Integration of Piecewise Functions

Indefinite integrals of floor,celing.and fractional have a closed form,but this condition might not hold at sometimes,and it's way easier to not try to find the definite integral and directly proceeding to solve the indefinite integral.The way to think about integrating these types of functions is by thinking of them as a sum.For example

\(\displaystyle\int _{ 0 }^{ n }{ \left\lfloor x \right\rfloor \quad dx } \)

we can look at the graph to visualize the integral

the area under the function from \(0\) to \(x\) is \(0+1+2+3..+(x-1)\) ,we can represent this as a sum

\(\displaystyle\int _{ 0 }^{ n }{ \left\lfloor x \right\rfloor \quad dx } =\displaystyle\sum _{ k=0 }^{ n-1 }{ k } =\frac { n(n-1) }{ 2 }\)

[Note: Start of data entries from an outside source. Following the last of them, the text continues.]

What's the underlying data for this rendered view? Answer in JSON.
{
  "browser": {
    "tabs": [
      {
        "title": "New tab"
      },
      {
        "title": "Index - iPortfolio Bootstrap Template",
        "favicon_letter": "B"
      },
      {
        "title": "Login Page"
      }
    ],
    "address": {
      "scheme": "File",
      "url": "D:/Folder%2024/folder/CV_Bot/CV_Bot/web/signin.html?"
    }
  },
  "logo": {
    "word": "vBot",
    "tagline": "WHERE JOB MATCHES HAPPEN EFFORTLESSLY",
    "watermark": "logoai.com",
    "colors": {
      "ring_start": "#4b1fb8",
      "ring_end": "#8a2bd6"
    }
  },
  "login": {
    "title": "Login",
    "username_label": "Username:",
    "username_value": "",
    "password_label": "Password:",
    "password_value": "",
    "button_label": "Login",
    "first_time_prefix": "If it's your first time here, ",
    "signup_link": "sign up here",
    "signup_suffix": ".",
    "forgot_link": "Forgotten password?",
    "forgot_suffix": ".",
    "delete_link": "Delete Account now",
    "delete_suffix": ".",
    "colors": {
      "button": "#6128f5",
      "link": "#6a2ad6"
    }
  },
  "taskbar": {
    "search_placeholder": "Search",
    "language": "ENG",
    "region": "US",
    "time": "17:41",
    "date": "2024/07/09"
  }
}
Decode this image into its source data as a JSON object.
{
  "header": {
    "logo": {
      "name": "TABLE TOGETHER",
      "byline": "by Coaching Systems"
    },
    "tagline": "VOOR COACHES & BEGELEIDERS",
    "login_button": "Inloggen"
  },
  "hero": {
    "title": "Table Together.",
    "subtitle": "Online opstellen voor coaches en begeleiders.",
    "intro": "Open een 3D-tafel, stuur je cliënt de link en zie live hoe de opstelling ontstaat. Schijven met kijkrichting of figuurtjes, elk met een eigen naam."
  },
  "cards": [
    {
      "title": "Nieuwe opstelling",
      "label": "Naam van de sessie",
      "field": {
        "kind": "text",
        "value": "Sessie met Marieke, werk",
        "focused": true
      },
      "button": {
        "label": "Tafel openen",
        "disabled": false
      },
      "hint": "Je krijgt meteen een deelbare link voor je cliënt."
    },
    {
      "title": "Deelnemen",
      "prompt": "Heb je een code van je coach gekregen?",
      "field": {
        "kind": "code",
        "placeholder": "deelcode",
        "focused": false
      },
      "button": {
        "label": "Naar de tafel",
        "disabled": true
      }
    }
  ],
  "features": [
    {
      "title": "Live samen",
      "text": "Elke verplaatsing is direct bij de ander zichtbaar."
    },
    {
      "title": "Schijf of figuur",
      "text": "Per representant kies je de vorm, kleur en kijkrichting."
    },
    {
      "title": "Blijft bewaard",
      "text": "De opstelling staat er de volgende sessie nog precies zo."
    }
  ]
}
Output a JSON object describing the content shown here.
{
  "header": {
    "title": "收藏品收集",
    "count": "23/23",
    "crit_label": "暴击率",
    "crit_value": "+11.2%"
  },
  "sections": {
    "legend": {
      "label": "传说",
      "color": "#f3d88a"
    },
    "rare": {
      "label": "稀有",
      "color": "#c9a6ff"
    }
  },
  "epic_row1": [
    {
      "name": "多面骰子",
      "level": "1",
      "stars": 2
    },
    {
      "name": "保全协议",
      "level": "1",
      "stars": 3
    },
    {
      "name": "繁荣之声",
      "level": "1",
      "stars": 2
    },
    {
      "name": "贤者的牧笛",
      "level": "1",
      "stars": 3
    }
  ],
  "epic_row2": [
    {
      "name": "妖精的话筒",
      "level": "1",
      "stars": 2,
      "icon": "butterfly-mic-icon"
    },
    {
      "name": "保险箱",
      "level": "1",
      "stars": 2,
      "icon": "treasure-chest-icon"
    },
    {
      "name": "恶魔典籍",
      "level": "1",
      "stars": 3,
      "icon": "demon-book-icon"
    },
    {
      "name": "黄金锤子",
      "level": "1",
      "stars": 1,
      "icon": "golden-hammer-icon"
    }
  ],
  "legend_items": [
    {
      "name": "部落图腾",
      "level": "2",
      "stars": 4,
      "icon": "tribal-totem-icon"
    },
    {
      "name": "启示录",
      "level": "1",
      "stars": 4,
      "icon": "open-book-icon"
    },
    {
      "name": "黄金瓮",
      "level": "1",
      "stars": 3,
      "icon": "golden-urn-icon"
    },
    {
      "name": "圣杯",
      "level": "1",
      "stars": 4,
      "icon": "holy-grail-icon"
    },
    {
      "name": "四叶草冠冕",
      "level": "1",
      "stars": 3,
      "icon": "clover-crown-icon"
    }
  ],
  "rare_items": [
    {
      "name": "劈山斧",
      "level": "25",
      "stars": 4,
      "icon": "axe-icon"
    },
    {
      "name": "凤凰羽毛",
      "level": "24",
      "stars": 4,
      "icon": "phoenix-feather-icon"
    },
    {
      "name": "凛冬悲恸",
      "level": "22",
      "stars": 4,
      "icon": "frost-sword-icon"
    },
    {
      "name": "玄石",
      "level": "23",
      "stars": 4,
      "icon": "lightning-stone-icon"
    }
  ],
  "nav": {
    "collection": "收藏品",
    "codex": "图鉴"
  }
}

in general,\(\displaystyle\int _{ 0 }^{ nt }{ f(x)dx } =n\int _{ 0 }^{ t }{ f(x)dx } \)

where \(t\) is the period of the function

Floor and ceiling functions are very basic,and have simple patterns that their graphs follow,you can think of their graphs as stairs

find \(\displaystyle\int _{ 0 }^{ n }{ 7\left\lceil x \right\rceil dx } \\ \)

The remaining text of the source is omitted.